Hi, I really hope you can help me figure out this dilemma. My mother is mentally ill and she has an extremely negative influence on me. She has no friends and my dad, my brother and me are the only family she has in Australia. Due to her condition she is the source of conflict in our family.
Is it correct to remove myself from her life to seek a more harmonious environment? Even if she ends up alone, experiencing unimaginable suffering?
Any advice would be appreciated. Thank you so much.
—Thomas Petak, Australia
I certainly do appreciate that this is a difficult situation for you. What comes to my mind first is, do you feel you are doing your mother any good by being physically present with her? This may seem like a strange question, but do think about it seriously. If being in her presence has “an extremely negative influence” on you, as you have written, then I would doubt that this is the case.

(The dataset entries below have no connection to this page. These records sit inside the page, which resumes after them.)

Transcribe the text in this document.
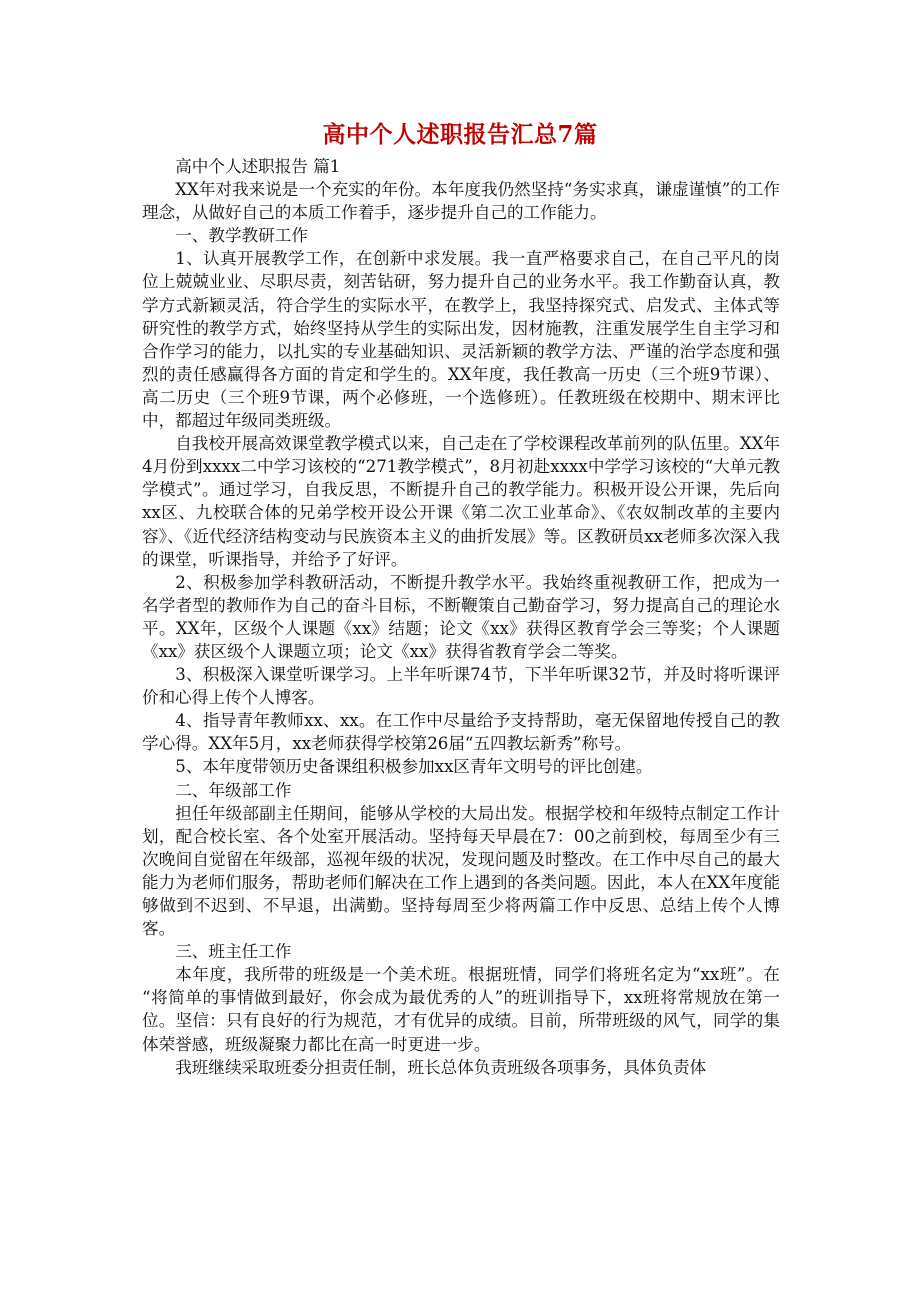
高中个人述职报告汇总7篇

高中个人述职报告 篇1

XX年对我来说是一个充实的年份。本年度我仍然坚持“务实求真，谦虚谨慎”的工作理念，从做好自己的本质工作着手，逐步提升自己的工作能力。

一、教学教研工作

1、认真开展教学工作，在创新中求发展。我一直严格要求自己，在自己平凡的岗位上兢兢业业、尽职尽责，刻苦钻研，努力提升自己的业务水平。我工作勤奋认真，教学方式新颖灵活，符合学生的实际水平，在教学上，我坚持探究式、启发式、主体式等研究性的教学方式，始终坚持从学生的实际出发，因材施教，注重发展学生自主学习和合作学习的能力，以扎实的专业基础知识、灵活新颖的教学方法、严谨的治学态度和强烈的责任感赢得各方面的肯定和学生的。XX年度，我任教高一历史（三个班9节课）、高二历史（三个班9节课，两个必修班，一个选修班）。任教班级在校期中、期末评比中，都超过年级同类班级。

自我校开展高效课堂教学模式以来，自己走在了学校课程改革前列的队伍里。XX年4月份到xxxx二中学习该校的“271教学模式”，8月初赴xxxx中学学习该校的“大单元教学模式”。通过学习，自我反思，不断提升自己的教学能力。积极开设公开课，先后向xx区、九校联合体的兄弟学校开设公开课《第二次工业革命》、《农奴制改革的主要内容》、《近代经济结构变动与民族资本主义的曲折发展》等。区教研员xx老师多次深入我的课堂，听课指导，并给予了好评。

2、积极参加学科教研活动，不断提升教学水平。我始终重视教研工作，把成为一名学者型的教师作为自己的奋斗目标，不断鞭策自己勤奋学习，努力提高自己的理论水平。XX年，区级个人课题《xx》结题；论文《xx》获得区教育学会三等奖；个人课题《xx》获区级个人课题立项；论文《xx》获得省教育学会二等奖。

3、积极深入课堂听课学习。上半年听课74节，下半年听课32节，并及时将听课评价和心得上传个人博客。

4、指导青年教师xx、xx。在工作中尽量给予支持帮助，毫无保留地传授自己的教学心得。XX年5月，xx老师获得学校第26届“五四教坛新秀”称号。

5、本年度带领历史备课组积极参加xx区青年文明号的评比创建。

二、年级部工作

担任年级部副主任期间，能够从学校的大局出发。根据学校和年级特点制定工作计划，配合校长室、各个处室开展活动。坚持每天早晨在7：00之前到校，每周至少有三次晚间自觉留在年级部，巡视年级的状况，发现问题及时整改。在工作中尽自己的最大能力为老师们服务，帮助老师们解决在工作上遇到的各类问题。因此，本人在XX年度能够做到不迟到、不早退，出满勤。坚持每周至少将两篇工作中反思、总结上传个人博客。

三、班主任工作

本年度，我所带的班级是一个美术班。根据班情，同学们将班名定为“xx班”。在 “将简单的事情做到最好，你会成为最优秀的人”的班训指导下，xx班将常规放在第一位。坚信：只有良好的行为规范，才有优异的成绩。目前，所带班级的风气，同学的集体荣誉感，班级凝聚力都比在高一时更进一步。

我班继续采取班委分担责任制，班长总体负责班级各项事务，具体负责体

In such an intense situation – the negativity you experience, and the fact that she is your mother – I would think that it is best to remove yourself from it. This may seem heartless in one way. But at the same time, I would also suggest that you not abandon her. I think you should put a lot of effort into understanding healing prayers done at a distance, and how to do them effectively. Then every day set aside time after your meditations to pray deeply for her. If done correctly and regularly, your prayers will have a much more healing effect on her than your physical presence. Here is the link for healing prayer on Ananda’s website. There is a 10-minute video on the right side of the screen for doing Healing Prayers at a distance.
Your mother is already experiencing suffering, whether you are with her or not, so I wouldn’t put too much emphasis on this. The karmic ties between people can be very deep, so it’s good to recognize them and to try to do something about them, especially when they are very negative.
I hope these suggestions and information will be helpful to you.